Sure the xonline libraries handle sending and receiving data to the title server, which is what my SDK will do only without any Microsoft code. However, all of the work of implementing a title server then shifts to reverse engineering the data the game sends back and forth. So when it comes down to it, creating the title server is mostly going to be reverse engineering the game's online protocol.
The kernel source has been out there for much longer, and has the source for the online libs with it. The XDK provides some tools for development and testing of title servers. It's the Live authentication that needs working out, and although it was supposedly leaked, my attempts to find it have been fruitless.
That's what I meant. To create a title server, the XDK provides the libs and tools needed, the reverse engineering is just the game's own data and protocol.

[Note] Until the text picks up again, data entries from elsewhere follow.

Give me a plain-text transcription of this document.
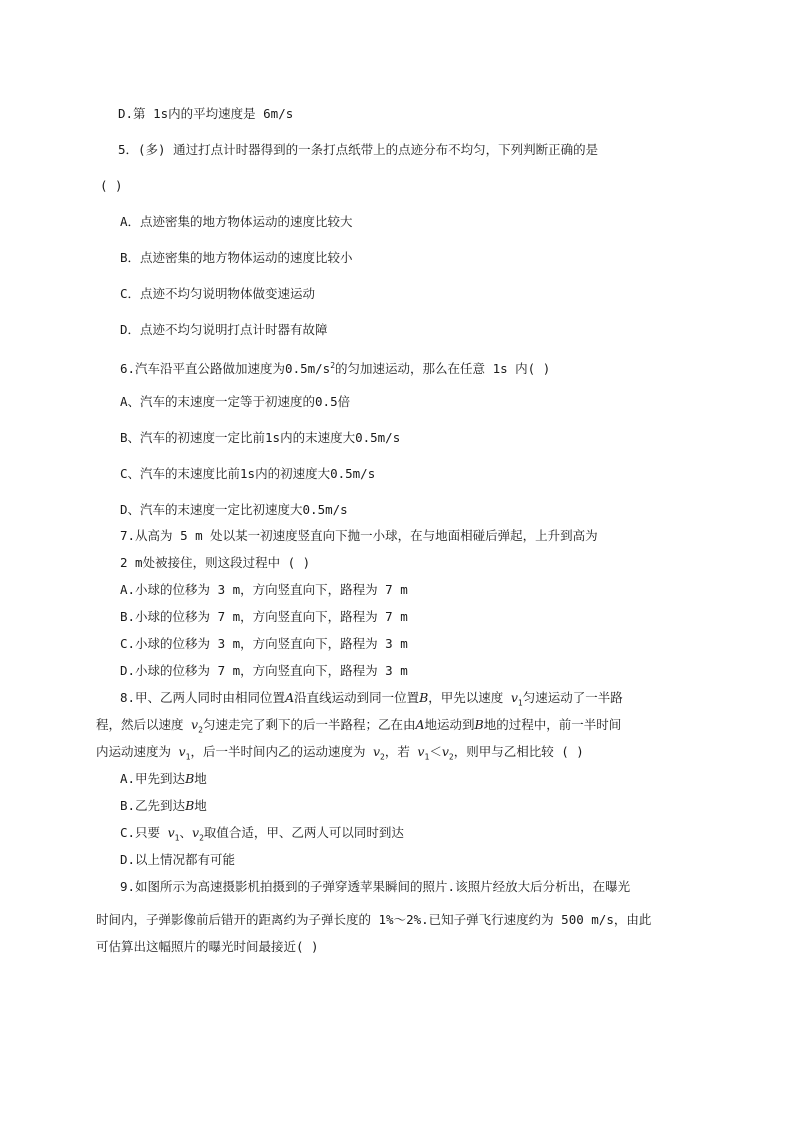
D.第 1s内的平均速度是 6m/s
5．(多) 通过打点计时器得到的一条打点纸带上的点迹分布不均匀，下列判断正确的是
( )
A．点迹密集的地方物体运动的速度比较大
B．点迹密集的地方物体运动的速度比较小
C．点迹不均匀说明物体做变速运动
D．点迹不均匀说明打点计时器有故障
6.汽车沿平直公路做加速度为$0.5m/s^2$的匀加速运动，那么在任意 1s 内( )
A、汽车的末速度一定等于初速度的0.5倍
B、汽车的初速度一定比前1s内的末速度大0.5m/s
C、汽车的末速度比前1s内的初速度大0.5m/s
D、汽车的末速度一定比初速度大0.5m/s
7.从高为 5 m 处以某一初速度竖直向下抛一小球，在与地面相碰后弹起，上升到高为
2 m处被接住，则这段过程中 ( )
A.小球的位移为 3 m，方向竖直向下，路程为 7 m
B.小球的位移为 7 m，方向竖直向下，路程为 7 m
C.小球的位移为 3 m，方向竖直向下，路程为 3 m
D.小球的位移为 7 m，方向竖直向下，路程为 3 m
8.甲、乙两人同时由相同位置A沿直线运动到同一位置B，甲先以速度 $v_1$匀速运动了一半路
程，然后以速度 $v_2$匀速走完了剩下的后一半路程；乙在由A地运动到B地的过程中，前一半时间
内运动速度为 $v_1$，后一半时间内乙的运动速度为 $v_2$，若 $v_1<v_2$，则甲与乙相比较 ( )
A.甲先到达B地
B.乙先到达B地
C.只要 $v_1$、$v_2$取值合适，甲、乙两人可以同时到达
D.以上情况都有可能
9.如图所示为高速摄影机拍摄到的子弹穿透苹果瞬间的照片.该照片经放大后分析出，在曝光
时间内，子弹影像前后错开的距离约为子弹长度的 1%～2%.已知子弹飞行速度约为 500 m/s，由此
可估算出这幅照片的曝光时间最接近( )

Cant find titleserver stuff. some people claim Halo2 would be easy because of leaked source or translating PC server side for xbox support. @Lukew I know what your talking bout, there are more versions suposed to circulate but I havent seen any public. The big lack of titleserver stuff makes me believe those are not released or at least I havent seen them. technical people should try to understand that MS made the Xbox live part and API like stuff so Games could just have their own Server, and only the user auth can be dealth with by a ms server. There are examples of games that not realy need a dedicated titleserver and just some login of live user and who is the host of a certain gametype. Other game studions ran their own titleservers and gave MS their configs, so alott of data was actualy stored at the gamedevs site instead of at MS. EDIT: removed pm part
I know that the shit bags at EA hosted title servers themselves, as whenever they released the next game in a series, they cut online support for the previous one. I don't think any title servers would have been leaked. It would have been common knowledge years ago and no doubt people would have hosted their own game servers with a DNS redirect.
That is exactly why I am hopeful Battlefield 2: Modern Combat on Xbox can be brought back online, as unlikely as it is looking. I actually used to play the original back on 360 in 2006, had a clan and everything. I was pretty active on it. It is unique enough in the series I would still enjoy playing it in some form online again. I am guessing getting a game like that back online is going to be little more than a pipedream, considering it ran on dedicated servers afaik. I know we could create online games, but I think they still used dedicated servers and some form of matchmaking like done with BFBC2.
Anything with dedicated servers will be more difficult to get working. Peer to peer is quite simple. Title server dishes out lobby names, IP address of the hosting console etc and then everything is done directly between consoles. I'll have a look at the SDK tools for title server testing as I'm sure it provides a generic server on the local machine to test out match making and other non game-specific functions. Been quite a while since I last used it though.
Yeah, that is why I have more hope for the countless p2p games like COD 3. That was a seriously fun game.